OWASP Dependency-Check’s DependencyBundlingAnalyzer merges co-grouped artifacts into a single main dependency and lists the others under <relatedDependencies>. It does this under five scenarios:

  1. Identical content (hashesMatch) — the same jar (matching sha1) found at multiple paths, e.g. the same library packaged into multiple ear/war archives.
  2. Shaded jar (isShadedJar) — a .jar and a pom.xml extracted from inside it share the same CPE; the pom.xml is recorded as related.
  3. WebJar (isWebJar) — a .js file extracted from a WebJar matches the jar’s CPE (mapped via pkg:maven/org.webjars/<name>@<version>); the js file is recorded as related to the jar.
  4. Same CPE + base path + vulnerabilities + filename match — sibling artifacts in the same project that share a CPE. Example: spring-boot, spring-boot-actuator, spring-boot-starter-jdbc, etc. all map to the spring_boot CPE and are grouped under the main spring-boot jar.
  5. NPM same name + version — the same npm package discovered via different resolution paths (for example package-lock.json plus node_modules).

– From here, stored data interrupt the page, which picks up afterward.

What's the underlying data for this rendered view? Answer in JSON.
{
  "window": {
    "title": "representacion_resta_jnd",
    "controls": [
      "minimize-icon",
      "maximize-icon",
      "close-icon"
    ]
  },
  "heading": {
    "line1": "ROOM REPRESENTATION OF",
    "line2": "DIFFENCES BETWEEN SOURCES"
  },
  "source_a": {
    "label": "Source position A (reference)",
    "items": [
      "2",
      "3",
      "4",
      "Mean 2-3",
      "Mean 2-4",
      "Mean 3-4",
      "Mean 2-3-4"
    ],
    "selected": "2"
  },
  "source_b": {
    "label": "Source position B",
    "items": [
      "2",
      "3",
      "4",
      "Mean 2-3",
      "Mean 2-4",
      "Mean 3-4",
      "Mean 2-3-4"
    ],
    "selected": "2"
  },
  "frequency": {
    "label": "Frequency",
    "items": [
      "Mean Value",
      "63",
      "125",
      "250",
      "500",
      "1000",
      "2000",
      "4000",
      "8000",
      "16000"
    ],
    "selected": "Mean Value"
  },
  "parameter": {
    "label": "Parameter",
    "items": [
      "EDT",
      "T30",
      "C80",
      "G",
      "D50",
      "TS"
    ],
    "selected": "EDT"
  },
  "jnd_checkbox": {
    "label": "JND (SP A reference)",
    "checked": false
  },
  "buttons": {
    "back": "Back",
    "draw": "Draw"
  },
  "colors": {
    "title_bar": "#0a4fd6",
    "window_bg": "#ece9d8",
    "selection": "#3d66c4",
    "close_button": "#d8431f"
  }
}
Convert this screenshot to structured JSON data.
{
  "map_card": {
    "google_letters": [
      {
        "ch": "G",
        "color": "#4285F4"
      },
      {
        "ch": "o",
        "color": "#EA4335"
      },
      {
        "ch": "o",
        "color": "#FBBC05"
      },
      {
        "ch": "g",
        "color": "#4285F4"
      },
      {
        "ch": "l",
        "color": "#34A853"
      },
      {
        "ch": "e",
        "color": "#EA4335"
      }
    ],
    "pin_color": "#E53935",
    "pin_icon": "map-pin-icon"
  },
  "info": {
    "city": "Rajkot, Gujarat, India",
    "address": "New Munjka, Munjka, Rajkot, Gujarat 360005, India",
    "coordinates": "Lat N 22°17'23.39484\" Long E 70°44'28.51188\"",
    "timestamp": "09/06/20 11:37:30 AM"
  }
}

Only scenario 1 represents the same vulnerable artifact at multiple deploy locations. Scenarios 2-5 are different files representing one logical component. Both cases were previously inflated into separate findings; both now collapse to one finding with the related paths listed in the description.

Required actions

  • Users filtering or grouping by the related tag: that tag is no longer applied because related findings are no longer created. Update any saved filters, dashboards, or rules that depend on it. Equivalent information is now available in the finding description (look for **Related Filepaths:**).
  • Reimport behavior: on the next reimport of an existing Dependency Check report, the previously-created related findings will be closed as no longer present in the report. This is expected and matches the new parsing behavior.